For job-skill match outcome, we find that age matters for women – indicating lengthier spells for achieving a job-skill match for older women than similarly aged men. On finding a permanent job, we find that being a parent is not significant, but that having a graduate diploma or certificate improves one’s chances of finding a permanent job, particularly for men. Finally, we find that individuals from non-English speaking countries and year of graduation penalises men more than women, while area unemployment rate penalises women more than men.
With regards to the covariate living in areas of high unemployment, this is thought to reflect the delicate balancing act that women have to do to pursue a successful career and attend to family caring duties at the same time. Our results are consistent with previous studies that show commuting times are a strong determinant of the labour supply in US cities (Black et al. 2014). Married women, particularly those with young children, are particularly sensitive to commuting time (Rosenthal and Strange 2012). Married women with young children located in close geographical proximity to their mothers or mothers-in-law can more easily participate in the labour market given the availability of childcare (Compton and Pollak 2014). Indeed, previous work by Le Barbanchon et al. (2019) shows that, on average, women have a lower willingness to commute relative to men.
Footnotes
[1] Possible selection bias in measuring differences in outcomes is an important and complex issue.

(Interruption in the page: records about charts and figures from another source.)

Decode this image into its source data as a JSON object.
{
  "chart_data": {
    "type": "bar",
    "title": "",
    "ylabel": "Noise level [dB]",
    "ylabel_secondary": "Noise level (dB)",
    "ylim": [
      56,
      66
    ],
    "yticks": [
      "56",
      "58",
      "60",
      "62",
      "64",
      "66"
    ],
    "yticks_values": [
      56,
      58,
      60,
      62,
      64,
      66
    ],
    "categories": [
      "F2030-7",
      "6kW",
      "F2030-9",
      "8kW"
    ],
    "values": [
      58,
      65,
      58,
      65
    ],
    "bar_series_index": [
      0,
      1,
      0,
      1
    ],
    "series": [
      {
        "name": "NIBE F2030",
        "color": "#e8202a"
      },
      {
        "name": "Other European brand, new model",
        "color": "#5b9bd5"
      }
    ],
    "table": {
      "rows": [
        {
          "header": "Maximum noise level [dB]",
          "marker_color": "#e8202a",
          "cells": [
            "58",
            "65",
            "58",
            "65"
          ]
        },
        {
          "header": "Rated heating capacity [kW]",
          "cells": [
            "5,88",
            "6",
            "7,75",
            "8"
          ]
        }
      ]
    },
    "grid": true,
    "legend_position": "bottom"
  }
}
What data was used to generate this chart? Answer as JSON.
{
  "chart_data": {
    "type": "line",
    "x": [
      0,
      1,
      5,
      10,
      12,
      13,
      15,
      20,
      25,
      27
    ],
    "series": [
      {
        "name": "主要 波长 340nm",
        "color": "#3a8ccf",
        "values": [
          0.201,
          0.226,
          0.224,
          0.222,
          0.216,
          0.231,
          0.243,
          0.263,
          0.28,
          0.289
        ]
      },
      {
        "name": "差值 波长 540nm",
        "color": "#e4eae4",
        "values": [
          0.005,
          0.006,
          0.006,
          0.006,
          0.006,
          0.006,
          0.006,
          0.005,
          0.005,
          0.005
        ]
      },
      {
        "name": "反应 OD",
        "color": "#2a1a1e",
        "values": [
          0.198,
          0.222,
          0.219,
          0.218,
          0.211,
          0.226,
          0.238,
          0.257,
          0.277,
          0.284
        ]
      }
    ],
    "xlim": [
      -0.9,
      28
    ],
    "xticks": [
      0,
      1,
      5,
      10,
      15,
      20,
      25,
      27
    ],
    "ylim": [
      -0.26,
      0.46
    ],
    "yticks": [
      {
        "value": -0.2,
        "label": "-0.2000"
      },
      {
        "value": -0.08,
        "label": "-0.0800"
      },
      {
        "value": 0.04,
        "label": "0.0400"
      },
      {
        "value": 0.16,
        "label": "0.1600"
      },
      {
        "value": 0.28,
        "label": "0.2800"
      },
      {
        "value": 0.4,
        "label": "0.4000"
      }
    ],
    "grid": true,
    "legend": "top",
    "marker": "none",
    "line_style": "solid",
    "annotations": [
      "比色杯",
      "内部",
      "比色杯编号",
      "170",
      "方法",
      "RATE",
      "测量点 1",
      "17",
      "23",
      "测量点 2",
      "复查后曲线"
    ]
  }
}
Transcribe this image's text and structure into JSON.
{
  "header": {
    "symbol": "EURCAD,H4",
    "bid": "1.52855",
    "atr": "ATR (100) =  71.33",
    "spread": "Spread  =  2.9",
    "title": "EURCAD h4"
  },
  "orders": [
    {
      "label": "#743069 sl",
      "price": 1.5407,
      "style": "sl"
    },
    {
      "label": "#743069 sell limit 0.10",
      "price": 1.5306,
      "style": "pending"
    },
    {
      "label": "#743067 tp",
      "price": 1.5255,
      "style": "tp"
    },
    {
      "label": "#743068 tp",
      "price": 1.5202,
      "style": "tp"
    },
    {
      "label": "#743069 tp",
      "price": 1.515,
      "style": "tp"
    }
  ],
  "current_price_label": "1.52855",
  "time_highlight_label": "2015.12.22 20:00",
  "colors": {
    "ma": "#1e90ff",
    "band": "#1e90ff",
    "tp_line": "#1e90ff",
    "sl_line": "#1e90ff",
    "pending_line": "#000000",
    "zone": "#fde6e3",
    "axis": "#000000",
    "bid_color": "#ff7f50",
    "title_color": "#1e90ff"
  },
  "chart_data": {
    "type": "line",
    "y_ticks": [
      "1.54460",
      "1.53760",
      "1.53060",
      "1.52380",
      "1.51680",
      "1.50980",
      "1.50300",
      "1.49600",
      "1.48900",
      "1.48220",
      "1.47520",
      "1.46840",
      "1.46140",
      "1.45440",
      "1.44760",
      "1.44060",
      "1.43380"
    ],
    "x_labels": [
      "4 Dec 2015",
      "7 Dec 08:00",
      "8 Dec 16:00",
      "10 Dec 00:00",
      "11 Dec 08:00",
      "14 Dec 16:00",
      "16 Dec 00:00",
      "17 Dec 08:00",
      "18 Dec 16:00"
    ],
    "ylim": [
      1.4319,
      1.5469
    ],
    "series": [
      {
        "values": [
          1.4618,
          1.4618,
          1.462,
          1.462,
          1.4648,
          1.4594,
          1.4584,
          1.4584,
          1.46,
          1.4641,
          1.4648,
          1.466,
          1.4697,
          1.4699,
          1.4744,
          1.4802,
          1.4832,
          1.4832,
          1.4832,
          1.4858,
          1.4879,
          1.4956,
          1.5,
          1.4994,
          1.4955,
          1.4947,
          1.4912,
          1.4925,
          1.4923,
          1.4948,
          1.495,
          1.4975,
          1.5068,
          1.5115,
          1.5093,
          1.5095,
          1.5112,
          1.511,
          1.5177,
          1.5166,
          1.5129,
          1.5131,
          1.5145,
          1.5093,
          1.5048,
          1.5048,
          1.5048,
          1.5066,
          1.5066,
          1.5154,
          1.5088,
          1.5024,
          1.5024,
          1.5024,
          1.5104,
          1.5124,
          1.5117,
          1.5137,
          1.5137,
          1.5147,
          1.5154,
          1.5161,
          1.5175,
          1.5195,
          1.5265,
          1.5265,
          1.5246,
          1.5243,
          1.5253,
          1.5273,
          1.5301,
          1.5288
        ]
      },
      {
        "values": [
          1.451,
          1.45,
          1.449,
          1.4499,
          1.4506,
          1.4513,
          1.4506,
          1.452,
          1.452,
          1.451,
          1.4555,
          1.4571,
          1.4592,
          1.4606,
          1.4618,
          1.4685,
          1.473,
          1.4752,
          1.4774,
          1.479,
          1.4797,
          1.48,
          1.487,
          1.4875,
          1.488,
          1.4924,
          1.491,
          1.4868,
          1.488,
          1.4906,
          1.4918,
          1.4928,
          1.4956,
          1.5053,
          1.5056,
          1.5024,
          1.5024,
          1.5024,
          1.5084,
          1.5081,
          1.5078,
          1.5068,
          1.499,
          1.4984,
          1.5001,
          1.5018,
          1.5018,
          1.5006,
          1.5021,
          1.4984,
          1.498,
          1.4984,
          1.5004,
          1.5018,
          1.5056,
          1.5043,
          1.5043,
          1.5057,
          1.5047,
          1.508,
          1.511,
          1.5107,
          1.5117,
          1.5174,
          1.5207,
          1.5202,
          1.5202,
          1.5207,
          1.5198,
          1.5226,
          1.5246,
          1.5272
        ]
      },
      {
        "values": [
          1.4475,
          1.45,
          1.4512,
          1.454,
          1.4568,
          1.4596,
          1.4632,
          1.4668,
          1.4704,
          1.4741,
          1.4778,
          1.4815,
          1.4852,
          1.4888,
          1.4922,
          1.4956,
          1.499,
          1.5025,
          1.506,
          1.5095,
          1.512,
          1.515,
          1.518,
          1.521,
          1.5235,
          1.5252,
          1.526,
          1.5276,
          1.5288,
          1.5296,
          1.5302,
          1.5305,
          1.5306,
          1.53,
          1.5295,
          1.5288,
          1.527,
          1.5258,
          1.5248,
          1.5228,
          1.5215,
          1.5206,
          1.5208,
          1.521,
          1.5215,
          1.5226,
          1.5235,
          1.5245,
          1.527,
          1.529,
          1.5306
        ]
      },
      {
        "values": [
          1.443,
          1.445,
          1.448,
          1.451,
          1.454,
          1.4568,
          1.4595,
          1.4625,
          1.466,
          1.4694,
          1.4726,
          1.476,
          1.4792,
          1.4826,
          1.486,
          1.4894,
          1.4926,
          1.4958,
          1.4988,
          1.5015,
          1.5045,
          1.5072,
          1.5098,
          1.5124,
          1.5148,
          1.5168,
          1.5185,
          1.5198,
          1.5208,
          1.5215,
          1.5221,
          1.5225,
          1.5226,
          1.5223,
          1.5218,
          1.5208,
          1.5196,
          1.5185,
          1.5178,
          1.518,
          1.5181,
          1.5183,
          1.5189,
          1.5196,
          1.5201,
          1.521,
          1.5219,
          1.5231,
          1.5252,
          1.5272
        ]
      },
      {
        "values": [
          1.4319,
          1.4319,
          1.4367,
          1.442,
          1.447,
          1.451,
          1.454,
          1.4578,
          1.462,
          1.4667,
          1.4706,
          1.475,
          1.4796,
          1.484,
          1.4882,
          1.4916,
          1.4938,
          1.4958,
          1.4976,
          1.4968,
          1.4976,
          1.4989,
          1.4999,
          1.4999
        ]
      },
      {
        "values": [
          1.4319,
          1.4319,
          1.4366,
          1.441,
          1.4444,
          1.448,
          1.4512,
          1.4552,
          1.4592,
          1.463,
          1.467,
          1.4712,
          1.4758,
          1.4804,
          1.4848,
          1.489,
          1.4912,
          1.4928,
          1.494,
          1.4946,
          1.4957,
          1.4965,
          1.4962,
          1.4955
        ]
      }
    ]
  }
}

Thus, it may not be surprising that efforts to address it have not yet achieved a consensus. Some differences arise because each of the reviewed studies not only focuses on a different data set or time period, but each uses a different approach to correcting for selection or implements it differently - including different definitions of the wage sample and different specifications of estimating equations.
[2] The economic literature is however unclear whether the issue of selection produces biased results; a comprehensive review of empirical works concludes that the evidence is mixed (Blau and Kahn 2017).